Bored?! Here’s a bunch of cool and random stuff that happened between May 19th and 25th in Blue Jays history!
May 19, 2012: Brandon Morrow tossed a complete game, three-hit shutout against the New York Mets. It was Morrow’s second three-hit shutout of the season, and he would go on to pick up a two-hit shutout just a few weeks later. 2012 was easily the best season of Morrow’s career. He pitched 124 2/3 innings, putting up a 2.96 ERA while averaging 7.8 strikeouts per nine innings. His next two seasons, and ultimately his career, were derailed by various injuries, but when Morrow was healthy, he was damn good. Another funny thing from this game was a ninth inning ghost tag by Yunel Escobar. Jose Bautista guns out a runner trying to advance to second on a single, and Escobar clearly doesn’t tag him, but makes enough of a show with the swipe that the umpire calls him out. If not for that play, the Mets would have had runners on second and third with one out in the ninth.
May 21, 1993: In the first inning of a game against the Twins, Blue Jays mascot BJ Birdy got ejected. Apparently Roberto Alomar hit a ball that was trapped by the Twins outfielder, didn’t notice that the umpire called no catch, and Birdy tried to get the crowd riled up to show up the umpire. The ump wouldn’t have it, and booted Birdy. According to The Blue Jay Hunter, the Jays let go of Shanahan in 1999 over a pay raise dispute, though the official story is that the team switched to ‘Ace’ as part of an overall shift in aesthetic.
May 25, 2011: Jo-Jo Reyes, who was STILL in the majors last year (!!??), tied one of the most forgettable records in baseball history. With a 7-3 loss to the Yankees, in which he went three innings allowing five earned runs, Reyes put up his 28th consecutive decision without a win, a streak that spanned from June 13, 2008 all the way to 2011. He would go on to win his next start, a complete game win over Cleveland, thus avoiding his chance to stand alone atop winless mountain. Reyes looks and sounds totally dejected after that loss to tie the record, so the fact he goes out and twirls a complete game just a few days later is damn impressive. That second video is great, seeing how amped up Reyes’ teammates are for him after ending that terrible streak and that look in his eyes knowing that he won’t be the sole owner of a record of futility.

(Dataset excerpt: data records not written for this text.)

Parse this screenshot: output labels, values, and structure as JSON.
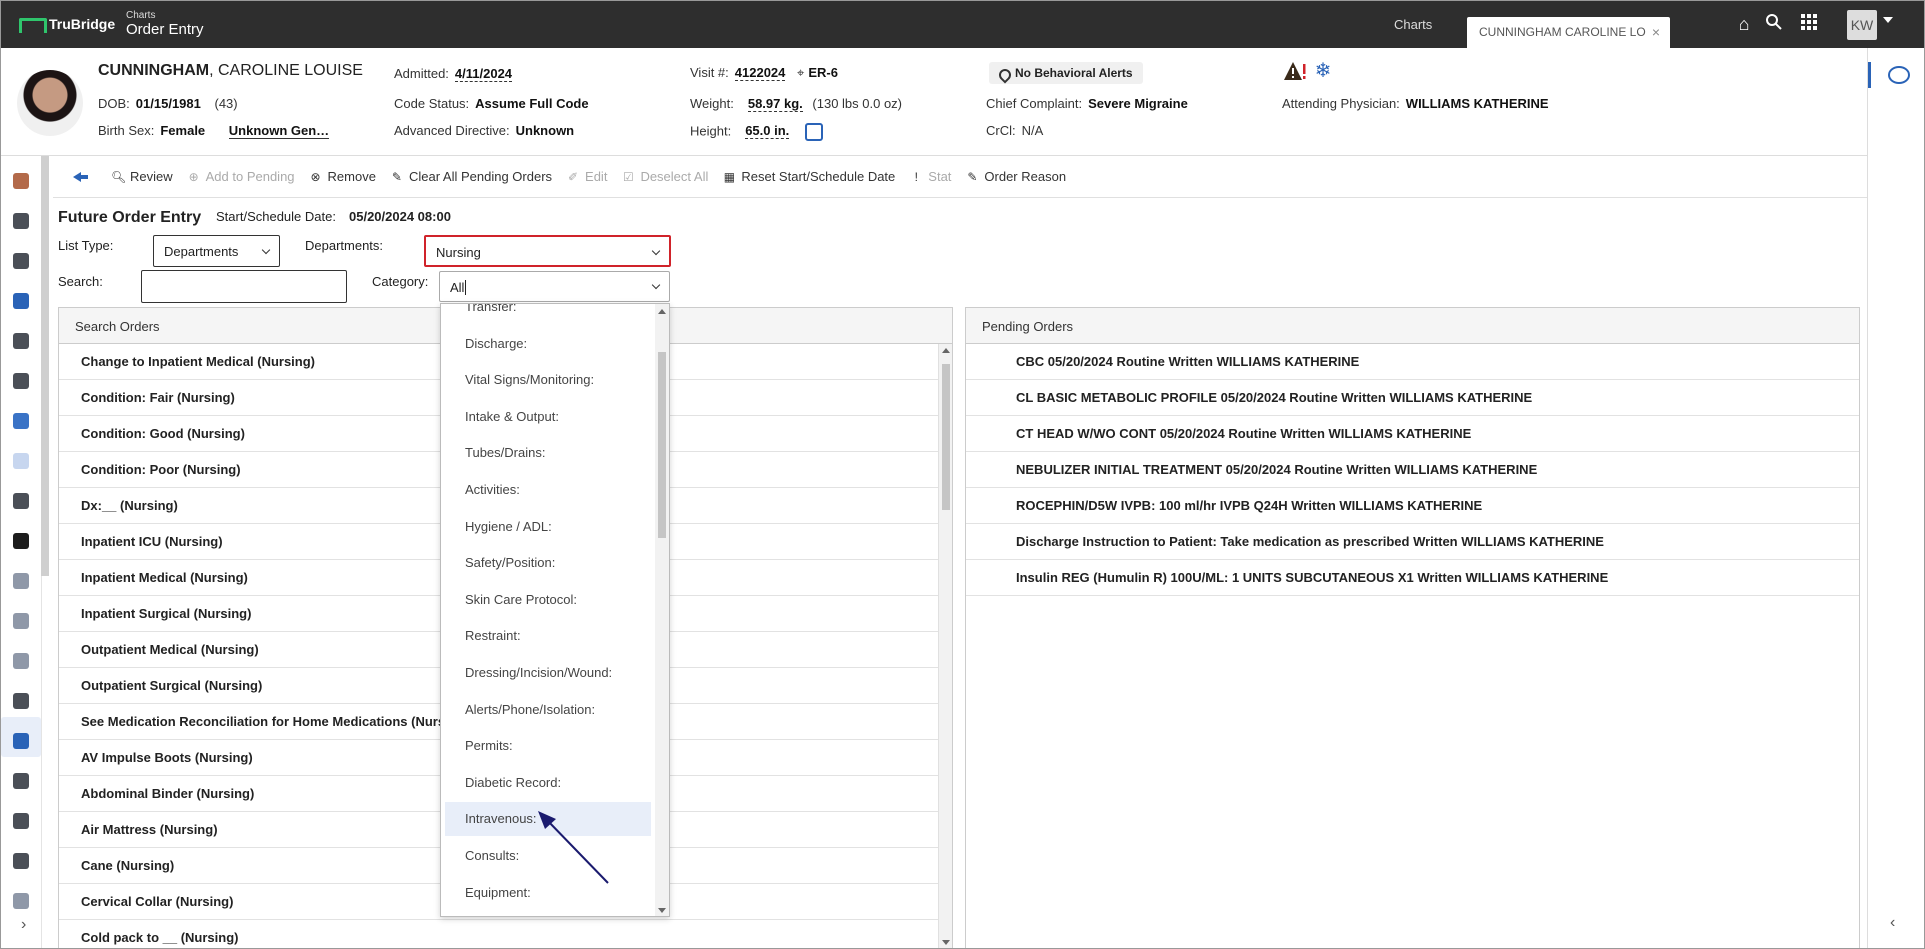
{
  "topbar": {
    "brand": "TruBridge",
    "crumb": "Charts",
    "title": "Order Entry",
    "tabs": [
      {
        "label": "Charts"
      },
      {
        "label": "CUNNINGHAM CAROLINE LO"
      }
    ],
    "user_initials": "KW"
  },
  "patient": {
    "last_name": "CUNNINGHAM",
    "first_names": ", CAROLINE LOUISE",
    "dob_label": "DOB:",
    "dob": "01/15/1981",
    "age": "(43)",
    "sex_label": "Birth Sex:",
    "sex": "Female",
    "gender": "Unknown Gen…",
    "admitted_label": "Admitted:",
    "admitted": "4/11/2024",
    "code_status_label": "Code Status:",
    "code_status": "Assume Full Code",
    "adv_dir_label": "Advanced Directive:",
    "adv_dir": "Unknown",
    "visit_label": "Visit #:",
    "visit": "4122024",
    "location": "ER-6",
    "weight_label": "Weight:",
    "weight": "58.97 kg.",
    "weight_alt": "(130 lbs 0.0 oz)",
    "height_label": "Height:",
    "height": "65.0 in.",
    "alerts": "No Behavioral Alerts",
    "complaint_label": "Chief Complaint:",
    "complaint": "Severe Migraine",
    "crcl_label": "CrCl:",
    "crcl": "N/A",
    "attending_label": "Attending Physician:",
    "attending": "WILLIAMS KATHERINE"
  },
  "toolbar": {
    "review": "Review",
    "add_pending": "Add to Pending",
    "remove": "Remove",
    "clear_all": "Clear All Pending Orders",
    "edit": "Edit",
    "deselect_all": "Deselect All",
    "reset_date": "Reset Start/Schedule Date",
    "stat": "Stat",
    "order_reason": "Order Reason"
  },
  "order_entry": {
    "title": "Future Order Entry",
    "start_label": "Start/Schedule Date:",
    "start_value": "05/20/2024 08:00",
    "list_type_label": "List Type:",
    "list_type_value": "Departments",
    "departments_label": "Departments:",
    "departments_value": "Nursing",
    "search_label": "Search:",
    "search_value": "",
    "category_label": "Category:",
    "category_value": "All"
  },
  "category_options": [
    "Transfer:",
    "Discharge:",
    "Vital Signs/Monitoring:",
    "Intake & Output:",
    "Tubes/Drains:",
    "Activities:",
    "Hygiene / ADL:",
    "Safety/Position:",
    "Skin Care Protocol:",
    "Restraint:",
    "Dressing/Incision/Wound:",
    "Alerts/Phone/Isolation:",
    "Permits:",
    "Diabetic Record:",
    "Intravenous:",
    "Consults:",
    "Equipment:"
  ],
  "search_orders": {
    "header": "Search Orders",
    "rows": [
      "Change to Inpatient Medical (Nursing)",
      "Condition: Fair (Nursing)",
      "Condition: Good (Nursing)",
      "Condition: Poor (Nursing)",
      "Dx:__ (Nursing)",
      "Inpatient ICU (Nursing)",
      "Inpatient Medical (Nursing)",
      "Inpatient Surgical (Nursing)",
      "Outpatient Medical (Nursing)",
      "Outpatient Surgical (Nursing)",
      "See Medication Reconciliation for Home Medications (Nursing)",
      "AV Impulse Boots (Nursing)",
      "Abdominal Binder (Nursing)",
      "Air Mattress (Nursing)",
      "Cane (Nursing)",
      "Cervical Collar (Nursing)",
      "Cold pack to __ (Nursing)"
    ]
  },
  "pending_orders": {
    "header": "Pending Orders",
    "rows": [
      "CBC 05/20/2024 Routine Written WILLIAMS KATHERINE",
      "CL BASIC METABOLIC PROFILE 05/20/2024 Routine Written WILLIAMS KATHERINE",
      "CT HEAD W/WO CONT 05/20/2024 Routine Written WILLIAMS KATHERINE",
      "NEBULIZER INITIAL TREATMENT 05/20/2024 Routine Written WILLIAMS KATHERINE",
      "ROCEPHIN/D5W IVPB: 100 ml/hr IVPB Q24H Written WILLIAMS KATHERINE",
      "Discharge Instruction to Patient: Take medication as prescribed Written WILLIAMS KATHERINE",
      "Insulin REG (Humulin R) 100U/ML: 1 UNITS SUBCUTANEOUS X1 Written WILLIAMS KATHERINE"
    ]
  },
  "colors": {
    "accent": "#2a63b7",
    "highlight": "#e8eef9",
    "error_border": "#d0232a",
    "topbar": "#2e2e2e"
  }
}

Blue Jays record on...— Blue Jays Nation (@thejaysnation) May 24, 2017
May 24, 2015: 20-26
May 24, 2016: 22-25
May 24, 2017: 21-26
It wasn’t exactly the most exciting week of Blue Jays history, but this is something interesting. As I pointed out on the Blue Jays Nation Twitter yesterday, the Jays are in almost the exact same spot at this point in the season as they had been in both 2015 and 2016.
In 2015, the Jays were still totally in flux and were very far from hitting their stride. At this point in the season, Jeff Francis had just been sent to Triple-A, Marco Estrada had just found his way into the starting rotation, and the bullpen was blowing every lead imaginable. The Jays would go on an 11-game winning streak in June, but gave a lot of it back up, ultimately going into the All-Star break with a 45-46 record.

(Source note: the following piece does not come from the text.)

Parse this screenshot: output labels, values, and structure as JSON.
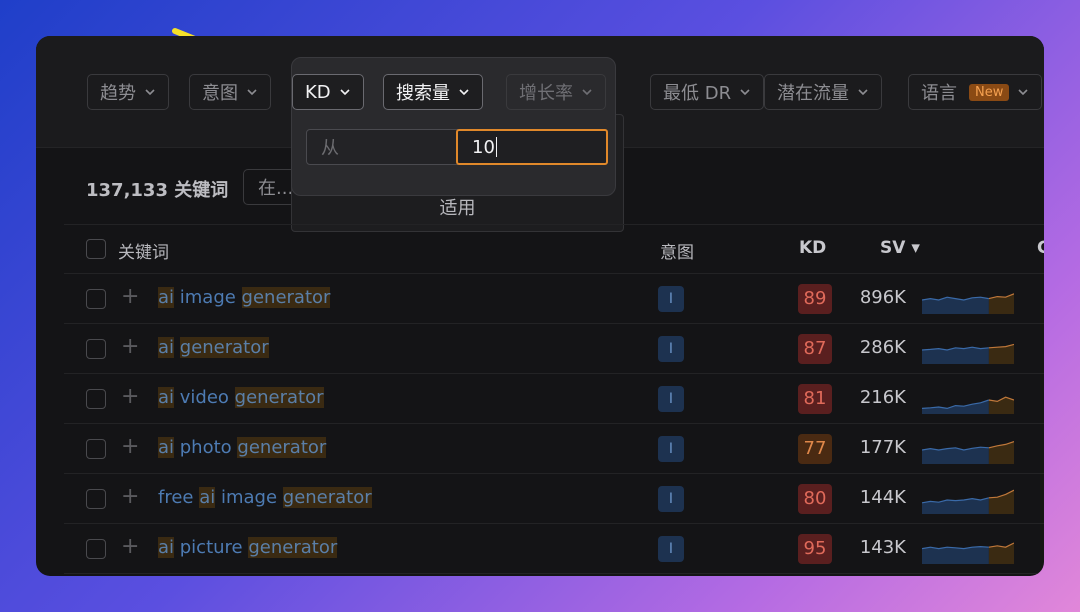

In 2016, Devon Travis was just activated from the 15-day disabled list in order to fill in for Troy Tulowitzki, who was put on the shelf with a quad injury. Unlike 2015, this was the beginning of the team’s strong stretch. They won eight of their next ten games, and carried strong play through June, July, and August before cooling down in the final stretch of the season.
What does that mean for this Blue Jays team? Not much, because each season and team are vastly different, but there are some things to draw from here.
It’s an interesting anecdote that the 2015, 2016, and 2017 teams were all in similar positions in late May. The Jays have done an admirable job navigating their way through an absurd amount of injuries, and as history tells us, certainly can get hot and make their poor April a distant memory, as they’ve done in the past. Also, the Jays are notoriously slow starters, and, unsurprisingly, it took them a damn long time this year to finally get the ball rolling.
But one thing in the way is a very difficult schedule on the horizon. In June and July, the Jays will have a stretch where they play Texas, Kansas City, Baltimore, Boston, the Yankees, and Houston, then go into the All-Star break before coming out to play Detroit, Boston, and Cleveland. That’s an absolute gauntlet. Still, though, these wins with a decimated lineup are huge. The Jays have a big hole to climb out of, but this ragtag group has made it possible for the team at full strength — if that ever happens — to go on a season-saving run down the stretch when the time comes.